Read A Game of Universe Online
Authors: Eric Nylund
It complicated matters because the gambler had to win. It wasn’t my money he bet with. He borrowed the sum from a group of unsavory individuals (at a stiff rate of interest), and if not repaid within twelve hours, they’d extract the balance from his flesh—my flesh. For this amount, I estimated an arm or a few teeth might be left for the Corporation to find. Maybe.
The dealer waved his hand over the call pad and summoned a fresh deck.

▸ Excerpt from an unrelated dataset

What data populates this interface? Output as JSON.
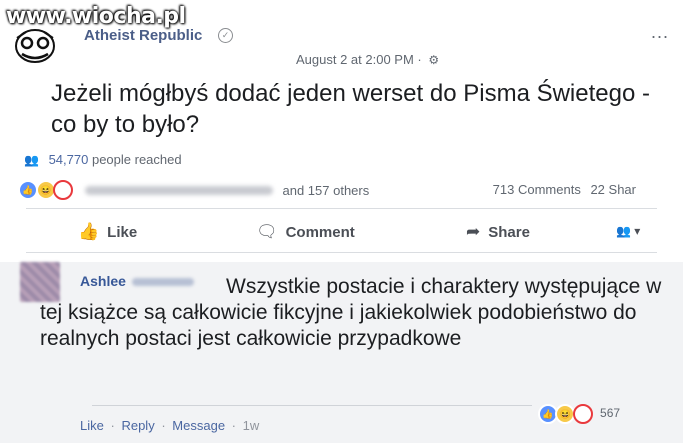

A glitter of stars, then a gold leaf package faded into reality, never before touched, and with all its random probabilities intact beneath the certified seal, a black seven-pointed star.
“Bets before cards please,” he announced, appearing quite happy with himself.
The gambler quickly composed his thoughts, removed the second, and last, iridium chip from my vest, and set it atop the other in the betting circle. “One hundred thousand,” he answered in a deadpan voice.
The dealer’s smile vanished, replaced by more wrinkles on his forehead. “I am sorry, sir, but to place a wager of that magnitude, I must obtain permission from the manager.”
“Why?” the gambler demanded, raising my voice so everyone within five tables heard. “That’s the maximum legal bet, isn’t it? Or do you have one set of rules for the losers and another for the winners?”
“There is no need to shout, sir. I only wish to—”
“—You’ll accept my bet, or I will withdraw from the game and take my money elsewhere.” Only then did I notice that all the games within earshot had stopped, and a crowd gathered around our table, tourists eager to see the casino lose big. The gambler saw them too, and held his cards closer, fearing Golden City spies.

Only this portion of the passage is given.